Each week I am going to write something about Mind, Body and Inspiration. The Mind aspect will be about the mental side of running, such as motivation, confidence, success and failure and so on. The Body post will talk about health, training and injuries, and the Inspiration section will look at some of the ways to inspire you (and me), whether it be amazing people, challenges or goals. I am then going to allow myself a Post of Self Indulgence each week which will be all about me, me, me, me and me – how my running is going, what I am aiming for, and perhaps even a bit of “today I ran 5 miles and felt good” if I really want to indulge myself. I don’t expect this last post will be very interesting, except to Mum and Dad (hi, Mum and Dad!) but hopefully with the structure, it will prompt me to actually write about some of the things I muse about when I run.

Of course, I will be doing my usual good, bad and ugly race reports after each race as well. I kind of enjoy those.

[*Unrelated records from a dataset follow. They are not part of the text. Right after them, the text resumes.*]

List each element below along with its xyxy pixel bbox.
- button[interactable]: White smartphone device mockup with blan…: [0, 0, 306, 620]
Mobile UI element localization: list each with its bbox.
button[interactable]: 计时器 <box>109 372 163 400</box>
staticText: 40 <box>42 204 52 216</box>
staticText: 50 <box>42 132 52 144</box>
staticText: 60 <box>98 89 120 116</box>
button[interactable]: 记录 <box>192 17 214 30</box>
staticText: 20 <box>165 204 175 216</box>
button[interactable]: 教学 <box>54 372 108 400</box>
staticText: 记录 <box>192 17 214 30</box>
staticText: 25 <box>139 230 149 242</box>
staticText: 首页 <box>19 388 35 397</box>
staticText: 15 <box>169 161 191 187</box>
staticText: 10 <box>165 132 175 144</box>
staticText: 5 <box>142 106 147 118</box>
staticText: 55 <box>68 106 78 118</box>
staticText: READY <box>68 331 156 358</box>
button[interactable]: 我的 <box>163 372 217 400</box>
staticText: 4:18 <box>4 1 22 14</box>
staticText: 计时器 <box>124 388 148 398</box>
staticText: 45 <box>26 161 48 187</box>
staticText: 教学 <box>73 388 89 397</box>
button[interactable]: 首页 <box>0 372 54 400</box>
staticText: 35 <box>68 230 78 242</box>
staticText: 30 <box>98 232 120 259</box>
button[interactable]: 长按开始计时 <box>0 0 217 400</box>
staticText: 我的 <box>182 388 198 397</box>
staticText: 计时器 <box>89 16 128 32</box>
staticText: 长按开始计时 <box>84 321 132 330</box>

Now, the new challenge. I want to run the Dublin Marathon on the 27th October this year. However, as a bit of a challenge, I am going to do two other marathons as my long training runs rather than head out myself for a 22 miler. The other two will be run without any real consideration of time (although I will record it – as if you could run a marathon and not!), I just want to use them for getting used to the distance and because it means I don’t have to carry drinks with me :). My osteopath asked me whether I wanted to try for the 100 Marathon club.